Look around, we are besieged by narratives seeking to influence our lives:

Buy a house in the suburbs then retire at 65.
Be sure to invest in the stock market.
Give a shit about what other people think so you’re always “employable”.
Take pain killers.
Pay attention to the news to be informed.
Get an MBA so you can work at a “prestigious” company.
Hire MBA grads so you appear to be a “prestigious” company.
Buy a new car and have a corner office to signal your success.
Do well on useless tests designed by nerds to show other nerds how smart they are.
Don’t hire people if they don’t interview well.
Sit still in class to go to a good school to get a good job.
Spend your life specializing in one thing and one thing only.
Don’t lift weights if you have back pain.
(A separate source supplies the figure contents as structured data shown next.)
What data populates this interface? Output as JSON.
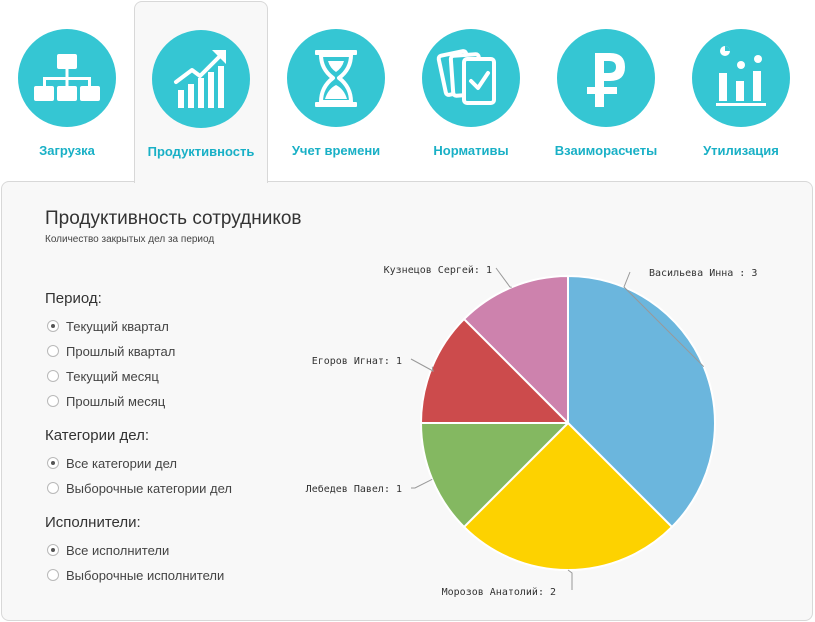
{
  "tabs": [
    {
      "label": "Загрузка",
      "icon": "hierarchy-icon",
      "active": false
    },
    {
      "label": "Продуктивность",
      "icon": "growth-chart-icon",
      "active": true
    },
    {
      "label": "Учет времени",
      "icon": "hourglass-icon",
      "active": false
    },
    {
      "label": "Нормативы",
      "icon": "cards-check-icon",
      "active": false
    },
    {
      "label": "Взаиморасчеты",
      "icon": "ruble-icon",
      "active": false
    },
    {
      "label": "Утилизация",
      "icon": "utilization-icon",
      "active": false
    }
  ],
  "colors": {
    "accent": "#35c6d3",
    "tab_label": "#19b0c6",
    "panel_bg": "#f8f8f8",
    "border": "#d8d8d8"
  },
  "panel": {
    "title": "Продуктивность сотрудников",
    "subtitle": "Количество закрытых дел за период",
    "period": {
      "title": "Период:",
      "options": [
        {
          "label": "Текущий квартал",
          "checked": true
        },
        {
          "label": "Прошлый квартал",
          "checked": false
        },
        {
          "label": "Текущий месяц",
          "checked": false
        },
        {
          "label": "Прошлый месяц",
          "checked": false
        }
      ]
    },
    "categories": {
      "title": "Категории дел:",
      "options": [
        {
          "label": "Все категории дел",
          "checked": true
        },
        {
          "label": "Выборочные категории дел",
          "checked": false
        }
      ]
    },
    "executors": {
      "title": "Исполнители:",
      "options": [
        {
          "label": "Все исполнители",
          "checked": true
        },
        {
          "label": "Выборочные исполнители",
          "checked": false
        }
      ]
    }
  },
  "chart_data": {
    "type": "pie",
    "title": "Продуктивность сотрудников",
    "subtitle": "Количество закрытых дел за период",
    "slices": [
      {
        "name": "Васильева Инна",
        "value": 3,
        "label": "Васильева Инна : 3",
        "color": "#6bb6dd"
      },
      {
        "name": "Морозов Анатолий",
        "value": 2,
        "label": "Морозов Анатолий: 2",
        "color": "#fdd200"
      },
      {
        "name": "Лебедев Павел",
        "value": 1,
        "label": "Лебедев Павел: 1",
        "color": "#84b861"
      },
      {
        "name": "Егоров Игнат",
        "value": 1,
        "label": "Егоров Игнат: 1",
        "color": "#cc4b4c"
      },
      {
        "name": "Кузнецов Сергей",
        "value": 1,
        "label": "Кузнецов Сергей: 1",
        "color": "#cd82ad"
      }
    ]
  }
}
Narratives such as these beg for suckers to fall for them, someone who acts conditionally and uncritically on the external. In not toeing the line on these sucker-traps — instead acting unconditionally in accordance with their values — the virtuous can appear inconsistent.

People increasingly find the property of inconsistency admirable since it tends to signal authenticity as the societal narratives with which they deviate emphasize the superficial, particular and transient over the deep, general and timeless.

Here’s a short list of things which have an odor owing to consistency with some narrative, and note that they all hold true in the opposite order:

Lifting weights without reading books
Theoretical knowledge without practical experience
Consumption without creation
Success without failure
Higher education without manual labor
Book smarts without street smarts
Beauty without depth
Achievement without skin in the game
Scholarship without intellectual curiosity
Love without sacrifice
Upside gain without downside risk

On that last point, consider that the most reprehensible people of the 21st century (so far) are the bankers who collected fat bonuses while their irresponsibly constructed funds were making money yet did not lose a dime once their time bombs finally detonated and brought the whole system to its knees. Never trust a pilot who is not on the plane with you.

On the other hand, people exhibiting inconsistencies are interesting because their qualities don’t fit a narrative so cannot be interpreted by a pre-existing mental model. Wittiness is an attractive quality precisely because it signals both sharp intellect and a lack of nerdiness, two things which don’t tend to be conjoined.

The ancients were also familiar with the virtues of inconsistency — they studied enough mathematics to give form to literature and philosophy but enough literature and philosophy to give meaning to mathematics. Seneca, philosopher and guiding hand of the early Roman Empire, was the wealthiest man of his day yet chose to live periods in poverty. Not something typical of the wealthy.

Consider also how Jesus tells his followers to be poor in spirit, an idea inconsistent with the typical narrative of accumulation. Jonas Ellison points out that being poor in spirit means to walk around with an empty cup; to remain open to the unfoldment of your own soul rather than depending on an outside checklist.

In other words, the poor in spirit have an insatiable hunger for more understanding rather than the epistemic arrogance of the mediocre. What could be a better example of virtue than this?

Once you begin looking outside yourself for any part of yourself you have forfeited your freedom.

Let us, therefore, find and celebrate our inconsistencies.